Real Estate Investment Trusts (REITs)
Real estate investment trusts, or REITs, provide an avenue to invest in real estate without owning any physical property. They’re comparable to mutual funds, in that REITs represent companies that own property such as apartments, office blocks and retail spaces. The dividend pay-out from REITs is one of the aspects that makes them popular, and investors who wish to grow their investments can choose to reinvest these dividends.
REITs are a good starting point for investors looking to get into the real estate market who lack the capital to buy a property. Through the returns earned from a REIT, an investor can eventually accumulate enough to become a property owner.

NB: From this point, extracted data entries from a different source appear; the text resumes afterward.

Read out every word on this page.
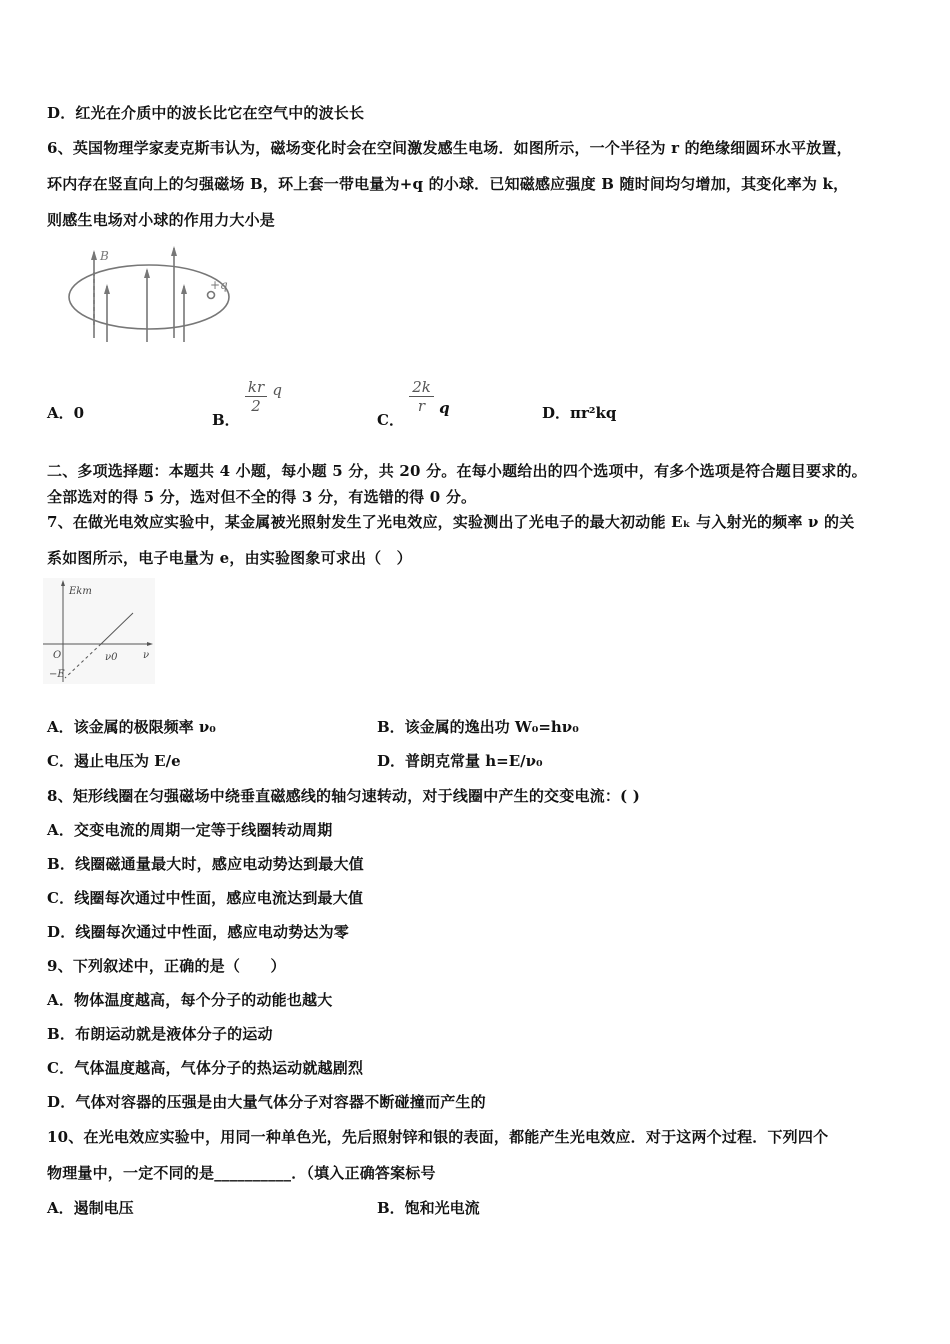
D．红光在介质中的波长比它在空气中的波长长
6、英国物理学家麦克斯韦认为，磁场变化时会在空间激发感生电场．如图所示，一个半径为 r 的绝缘细圆环水平放置，
环内存在竖直向上的匀强磁场 B，环上套一带电量为+q 的小球．已知磁感应强度 B 随时间均匀增加，其变化率为 k，
则感生电场对小球的作用力大小是
B
+q
A．0	B．
$\frac{kr}{2}$ q
C．
$\frac{2k}{r}$ q	D．πr²kq
二、多项选择题：本题共 4 小题，每小题 5 分，共 20 分。在每小题给出的四个选项中，有多个选项是符合题目要求的。
全部选对的得 5 分，选对但不全的得 3 分，有选错的得 0 分。
7、在做光电效应实验中，某金属被光照射发生了光电效应，实验测出了光电子的最大初动能 Eₖ 与入射光的频率 ν 的关
系如图所示，电子电量为 e，由实验图象可求出（　）
Ekm
ν
O	ν0
−E
A．该金属的极限频率 ν₀	B．该金属的逸出功 W₀=hν₀
C．遏止电压为 E/e	D．普朗克常量 h=E/ν₀
8、矩形线圈在匀强磁场中绕垂直磁感线的轴匀速转动，对于线圈中产生的交变电流：( )
A．交变电流的周期一定等于线圈转动周期
B．线圈磁通量最大时，感应电动势达到最大值
C．线圈每次通过中性面，感应电流达到最大值
D．线圈每次通过中性面，感应电动势达为零
9、下列叙述中，正确的是（　　）
A．物体温度越高，每个分子的动能也越大
B．布朗运动就是液体分子的运动
C．气体温度越高，气体分子的热运动就越剧烈
D．气体对容器的压强是由大量气体分子对容器不断碰撞而产生的
10、在光电效应实验中，用同一种单色光，先后照射锌和银的表面，都能产生光电效应．对于这两个过程．下列四个
物理量中，一定不同的是__________．（填入正确答案标号
A．遏制电压	B．饱和光电流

Consider Flipping Properties
Once an investor has the capital to make a down payment on a property, they can choose to rent or flip the house. The latter is the process of purchasing an under-priced house in need of renovations, undertaking the necessary improvements, and selling the house for a profit. While it sounds relatively easy, house flipping requires an accurate understanding of the cost of repairs, which is not always straightforward. Additionally, many investors who flip houses take out mortgages to do so. Using someone else’s cash to renovate might be smart, but holding on to the property for too long reduces the potential income that flows back to the investor.
Rental Properties
Getting into the real estate market as a landlord is a good opportunity for individuals with the skills to manage tenants. However, this approach requires substantial capital to cover any vacant months and meet maintenance costs. As long-time property investor Razi Salih knows, investing in rental properties can provide regular income to the owner, and when they choose to sell the house it will have likely appreciated in value.
The downside to a rental property is that managing tenants can be tedious for an owner to do by themselves. Additionally, having tenants raises the possibility of damage to the property, which the landlord will have to deal with if it occurs.